It is well known that Anne Robert Jacques Turgot (1727– 1781) was an outstanding polymath. He after all worked in many fields of thought, was a polyglot in his command over ancient and modern languages and was recorded in history as a sound administrator, fiscal reformer, major Enlightenment figure and skilled writer on applied and theoretical economics. At the 2003 Turgot Conference held at Caen and Lantheuil, many papers were presented on Turgot the translator, the political and moral philosopher, the sociologist and the philosopher of history, the linguist, the poet, the student of probability and, especially, the reformer, the lawmaker, the statesman and administrator and the profound economic theorist.
Turgot's many biographers have also commented invariably on his broad scientific aptitude, his wide philosophical interests, his experiments in chemistry, physical and mathematical study and his abiding interest in history, sociology, philosophy, political science and political economy, both in its theoretical ramification and as an applied science designed to secure major reforms and improvements. These wider talents, on the exercise of many of which he left specific writings, major or minor, make him a generalist, an eighteenth-century “Renaissance man,” a true product of the Enlightenment who tried to understand all and to elaborate the mysteries of science—natural and especially social—in letters, memoranda, short papers and occasionally even short books.

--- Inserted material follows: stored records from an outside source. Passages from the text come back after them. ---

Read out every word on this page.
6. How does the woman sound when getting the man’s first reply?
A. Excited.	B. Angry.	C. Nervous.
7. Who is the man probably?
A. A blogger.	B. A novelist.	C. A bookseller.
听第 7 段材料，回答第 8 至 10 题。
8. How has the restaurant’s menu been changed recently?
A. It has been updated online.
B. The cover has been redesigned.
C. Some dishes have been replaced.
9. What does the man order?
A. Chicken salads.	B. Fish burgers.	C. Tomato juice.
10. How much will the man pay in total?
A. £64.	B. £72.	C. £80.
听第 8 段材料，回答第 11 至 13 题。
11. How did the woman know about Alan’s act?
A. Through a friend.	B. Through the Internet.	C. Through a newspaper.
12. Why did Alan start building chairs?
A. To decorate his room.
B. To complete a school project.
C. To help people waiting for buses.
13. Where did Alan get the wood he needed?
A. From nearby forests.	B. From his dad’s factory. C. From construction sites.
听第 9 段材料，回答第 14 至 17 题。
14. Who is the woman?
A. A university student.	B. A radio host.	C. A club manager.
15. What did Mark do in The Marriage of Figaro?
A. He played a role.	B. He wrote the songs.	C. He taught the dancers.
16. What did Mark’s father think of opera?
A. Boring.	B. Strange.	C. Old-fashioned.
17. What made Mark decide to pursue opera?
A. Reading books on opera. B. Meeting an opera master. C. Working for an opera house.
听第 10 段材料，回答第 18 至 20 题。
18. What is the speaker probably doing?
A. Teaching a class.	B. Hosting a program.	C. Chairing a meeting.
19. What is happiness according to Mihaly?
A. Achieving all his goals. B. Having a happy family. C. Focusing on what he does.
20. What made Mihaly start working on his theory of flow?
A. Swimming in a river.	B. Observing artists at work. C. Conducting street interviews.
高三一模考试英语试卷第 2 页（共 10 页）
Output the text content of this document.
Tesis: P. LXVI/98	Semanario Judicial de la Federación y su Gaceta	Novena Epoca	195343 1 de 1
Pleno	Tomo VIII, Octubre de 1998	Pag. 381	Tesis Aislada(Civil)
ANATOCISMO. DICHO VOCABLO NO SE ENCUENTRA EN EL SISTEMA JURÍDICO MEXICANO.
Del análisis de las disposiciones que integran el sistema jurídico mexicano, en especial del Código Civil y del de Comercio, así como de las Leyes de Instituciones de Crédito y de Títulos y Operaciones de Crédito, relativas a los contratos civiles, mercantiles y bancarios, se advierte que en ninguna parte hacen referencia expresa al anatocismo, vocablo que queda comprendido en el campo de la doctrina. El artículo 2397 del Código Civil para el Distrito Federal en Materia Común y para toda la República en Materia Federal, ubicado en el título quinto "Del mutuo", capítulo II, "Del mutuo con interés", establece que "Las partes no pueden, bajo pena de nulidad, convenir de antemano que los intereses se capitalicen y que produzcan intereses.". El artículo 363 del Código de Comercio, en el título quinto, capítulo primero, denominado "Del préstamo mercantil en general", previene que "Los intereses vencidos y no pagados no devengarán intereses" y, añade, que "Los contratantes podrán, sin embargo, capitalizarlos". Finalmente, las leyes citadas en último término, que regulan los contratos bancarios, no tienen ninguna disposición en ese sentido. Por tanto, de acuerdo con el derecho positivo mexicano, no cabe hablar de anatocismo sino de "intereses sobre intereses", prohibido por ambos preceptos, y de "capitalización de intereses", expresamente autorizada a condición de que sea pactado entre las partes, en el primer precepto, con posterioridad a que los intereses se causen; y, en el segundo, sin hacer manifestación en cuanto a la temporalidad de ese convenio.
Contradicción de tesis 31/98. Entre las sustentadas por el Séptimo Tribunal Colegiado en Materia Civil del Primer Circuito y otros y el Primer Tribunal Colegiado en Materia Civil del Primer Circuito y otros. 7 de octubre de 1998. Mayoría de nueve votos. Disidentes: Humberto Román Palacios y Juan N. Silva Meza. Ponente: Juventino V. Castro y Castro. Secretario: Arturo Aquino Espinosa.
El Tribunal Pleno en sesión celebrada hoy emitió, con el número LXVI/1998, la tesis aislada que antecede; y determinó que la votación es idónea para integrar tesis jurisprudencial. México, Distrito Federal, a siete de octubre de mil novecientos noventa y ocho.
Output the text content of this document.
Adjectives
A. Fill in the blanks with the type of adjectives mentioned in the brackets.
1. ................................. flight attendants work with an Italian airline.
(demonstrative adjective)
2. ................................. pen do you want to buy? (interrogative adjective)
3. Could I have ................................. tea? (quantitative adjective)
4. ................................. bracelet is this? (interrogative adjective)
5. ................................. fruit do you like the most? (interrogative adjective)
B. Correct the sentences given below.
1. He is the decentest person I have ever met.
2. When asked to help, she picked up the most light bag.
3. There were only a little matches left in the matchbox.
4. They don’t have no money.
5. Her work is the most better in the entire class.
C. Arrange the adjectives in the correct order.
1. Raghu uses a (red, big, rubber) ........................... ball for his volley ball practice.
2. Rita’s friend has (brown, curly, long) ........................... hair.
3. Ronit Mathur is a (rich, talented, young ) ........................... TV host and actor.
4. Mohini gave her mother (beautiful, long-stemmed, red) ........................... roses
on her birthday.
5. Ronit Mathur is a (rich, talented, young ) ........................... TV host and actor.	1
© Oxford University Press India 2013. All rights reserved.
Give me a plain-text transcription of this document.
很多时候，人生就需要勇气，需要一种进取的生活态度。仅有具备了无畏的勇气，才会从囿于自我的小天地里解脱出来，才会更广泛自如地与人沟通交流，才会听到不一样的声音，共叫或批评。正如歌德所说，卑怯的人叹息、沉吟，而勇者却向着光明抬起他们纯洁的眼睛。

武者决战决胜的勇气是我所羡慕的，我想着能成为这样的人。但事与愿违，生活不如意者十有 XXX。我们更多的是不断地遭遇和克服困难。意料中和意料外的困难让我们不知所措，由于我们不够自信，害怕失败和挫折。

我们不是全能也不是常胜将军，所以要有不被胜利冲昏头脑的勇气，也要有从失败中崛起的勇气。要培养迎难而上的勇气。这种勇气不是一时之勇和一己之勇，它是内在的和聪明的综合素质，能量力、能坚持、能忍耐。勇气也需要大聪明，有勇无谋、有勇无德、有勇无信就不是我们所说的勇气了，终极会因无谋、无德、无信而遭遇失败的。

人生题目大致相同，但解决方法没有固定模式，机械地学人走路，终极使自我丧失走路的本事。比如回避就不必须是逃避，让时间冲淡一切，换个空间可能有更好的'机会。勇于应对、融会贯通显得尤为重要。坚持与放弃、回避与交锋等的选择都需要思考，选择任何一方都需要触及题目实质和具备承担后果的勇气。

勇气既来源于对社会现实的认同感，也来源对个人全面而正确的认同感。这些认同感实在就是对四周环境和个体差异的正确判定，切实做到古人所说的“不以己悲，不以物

Turgot's personal library likewise demonstrates his enormous breadth of interests. As catalogued by Takumi Tsuda (1974), it is easy to indicate its scope by summarizing the table of division of the library by subject matter. Not surprisingly, given his early education and training, it contained many theological works and a substantial collection of works on jurisprudence. The last embrace much material on the laws of nature and of the people. Turgot's history collection ranged from ecclesiastical history to ancient history, modern history, national history (especially that of France, Germany, England and Spain) and literary history. The sciences and the arts were well represented. In the order of this table, they included philosophy, ethics, morals, economics, education and metaphysics, while natural history covered the literature of agriculture, medicine, mathematics, chemistry, pharmacy, surgery, astronomy and optics. Works on the arts covered architecture, painting, sculpture, music, dance and the military arts.